CalamityAdam
CalamityAdam

Reputation: 404

Visual Studio Code - meaning of syntax highlight colors

I'm looking for a reference as to what each color of syntax highlighting in Visual Studio Code actually means. I'm currently using the dark default theme Dark+. I've gotten used to recognizing a few of the highlight colors and I get the gist of what I'm looking at, but I'm looking for a more detailed reference of what each color means. I've searched for a while for this and can not find any reference guide or glossary/index listing the colors and meanings. Not sure if it matters, but I am solely writing in JavaScript. Thank you in advance.

edit: I have included a screenshot of the type of syntax highlighting I am referring to.

syntax highlighting

Upvotes: 11

Views: 19165

Answers (2)

Convexity
Convexity

Reputation: 115

The following roughly applies to Python, at least.

Orange = string
yellow = function/method
brownish green = comment
very light green = number, "+-*/=><"
bright green = class, module
white = modules unknown to VS code? Functions from modules (e.g., the ".sort" in "np.sort")
light blue = variable
dark blue = "class", "def", "False", "not", "None", "in", ... (= "other reserved words"?)
purple = command (while, for, if, try, except, return, ...)

I have some variables in white, for no obvious reason. Please, improve this answer.

Upvotes: 1

Scott McPeak
Scott McPeak

Reputation: 12739

The meaning of the syntax highlight colors comes in two parts:

  1. How are the characters in the file organized into meaningful tokens?
  2. How are those tokens assigned a particular color and font style?

Partitioning text to tokens

The first part is determined by a grammar description built in to VSCode. VSCode uses a system based on TextMate grammars. The grammars are defined in the VSCode sources (e.g., JavaScript.tmLanguage.json), but in that form have gone through a couple stages of postprocessing, making them nearly unreadable. There is no documentation of the intent of these grammar files. They tend to at least roughly follow the relevant language specification, but with plenty of ad-hoc deviations.

The most practical way to understand what tokens are defined is to use the "Developer: Inspect TM Scopes" tool available in the Command Palette (Ctrl+Shift+P). When you put your cursor on a token, it will show you the "scope labels" that describe that token. These labels are more or less human-readable.

Edit 2020-07-24: As of VSCode 1.47 (and possibly a little earlier) the command is called "Developer: Inspect Editor Tokens and Scopes".

Example:

Screenshot of the TM Scope Inspector

Above, we can see that the return keyword is most specifically classified as keyword.control.flow.js. It is within a brace-enclosed code block (meta.block.js), within a function definition (meta.function.js), within Javascript source code (source.js).

That sequence of scope labels is the closest thing there is to a "meaning" for a token in VSCode.

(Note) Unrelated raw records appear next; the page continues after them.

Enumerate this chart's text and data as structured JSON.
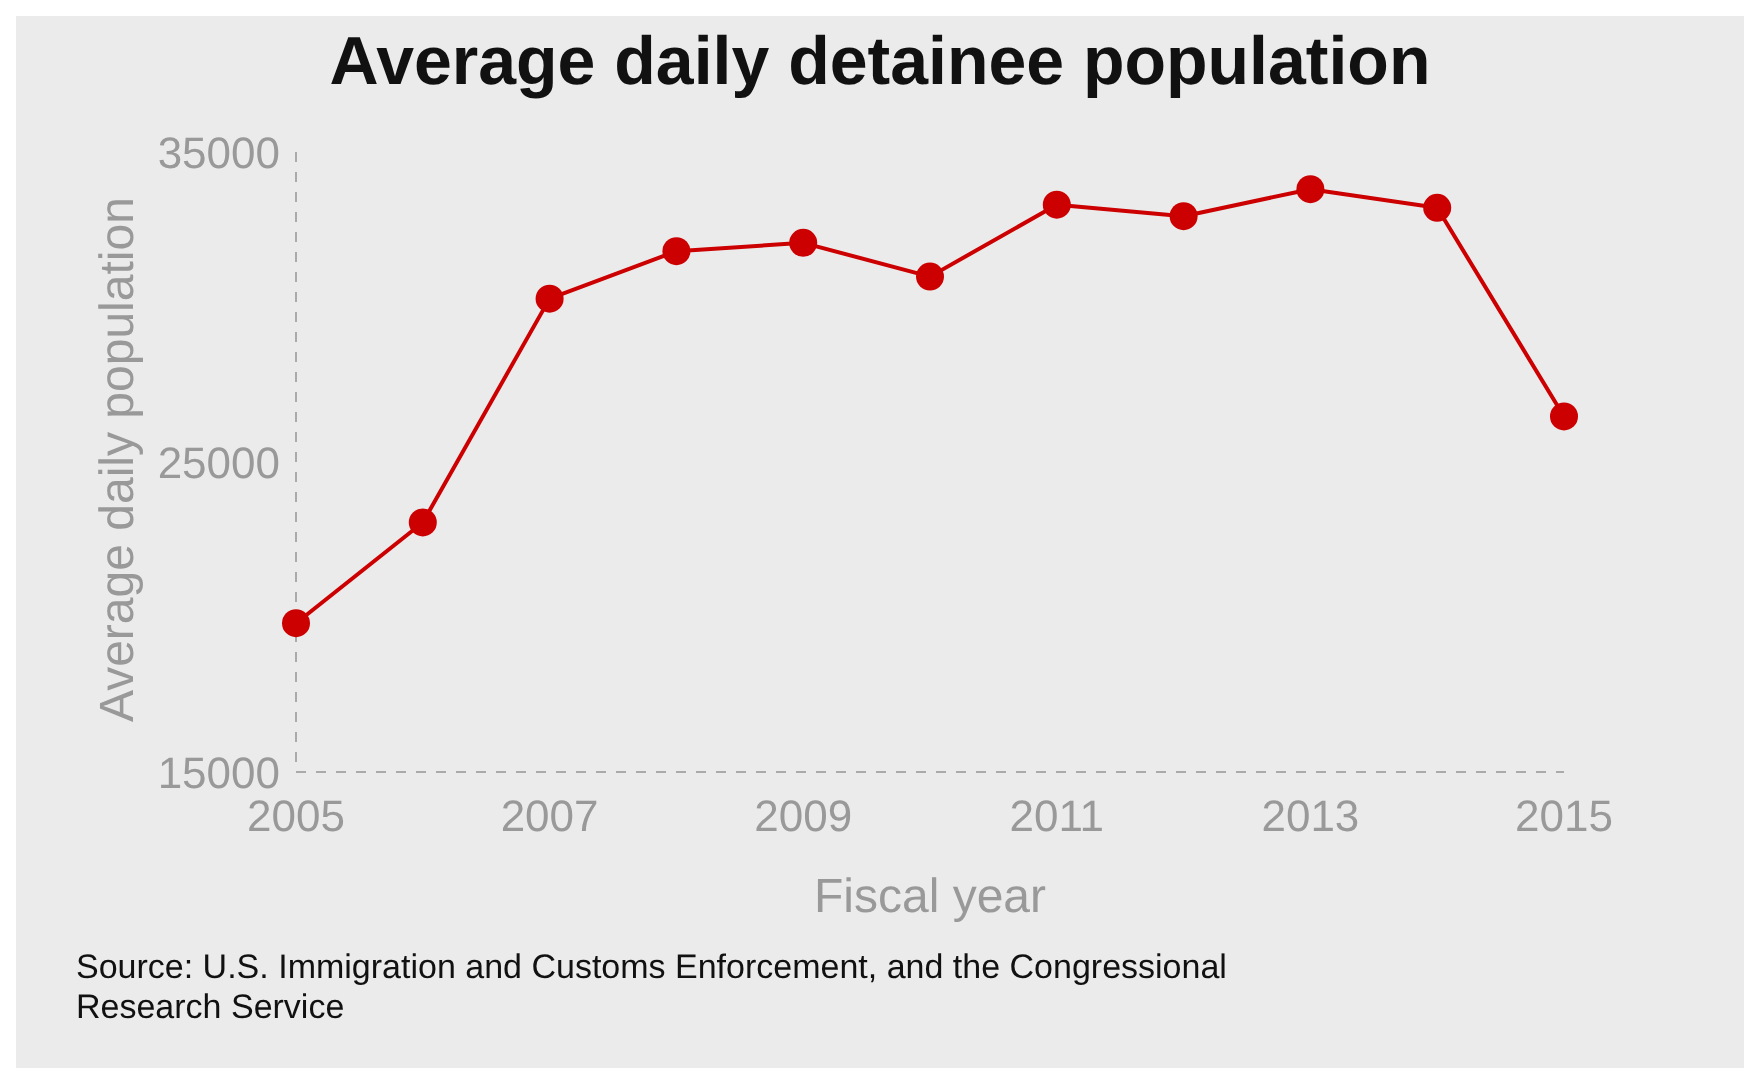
{
  "chart_data": {
    "type": "line",
    "title": "Average daily detainee population",
    "xlabel": "Fiscal year",
    "ylabel": "Average daily population",
    "x": [
      2005,
      2006,
      2007,
      2008,
      2009,
      2010,
      2011,
      2012,
      2013,
      2014,
      2015
    ],
    "series": [
      {
        "color": "#cc0000",
        "values": [
          19800,
          23050,
          30270,
          31800,
          32070,
          30980,
          33300,
          32930,
          33800,
          33200,
          26470
        ]
      }
    ],
    "xlim": [
      2005,
      2015
    ],
    "xticks": [
      2005,
      2007,
      2009,
      2011,
      2013,
      2015
    ],
    "ylim": [
      15000,
      35000
    ],
    "yticks": [
      15000,
      25000,
      35000
    ],
    "grid": false,
    "marker": "circle",
    "line_style": "solid",
    "annotations": [
      "Source: U.S. Immigration and Customs Enforcement, and the Congressional Research Service"
    ]
  }
}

Assigning colors to tokens

Next, there is the process of mapping that sequence of scope labels to a color and font style. That is done by the theme. In my case I am using Visual Studio Light, defined in the VSCode sources in light_vs.json. In the case of the return keyword, this is the applicable fragment:

        {
            "scope": "keyword.control",
            "settings": {
                "foreground": "#0000ff"
            }
        },

This says, basically, that anything with a scope label beginning with "keyword.control" shall have a blue color. But other fragments may override this one; the rules are somewhat complex. Why blue? It's an arbitrary aesthetic choice.

Why do function and NaN have the same color? The grammar assigns them different scope labels (storage.type.function.js versus constant.language.nan.js), but it just happens that the theme you are using (Dark+) assigns them the same color (as does mine). I find that an odd choice, but can only speculate about the reason.

Customizing the colors

You didn't ask, but an obvious follow-on question would be how to customize these colors, for example giving function and NaN different colors. See this answer.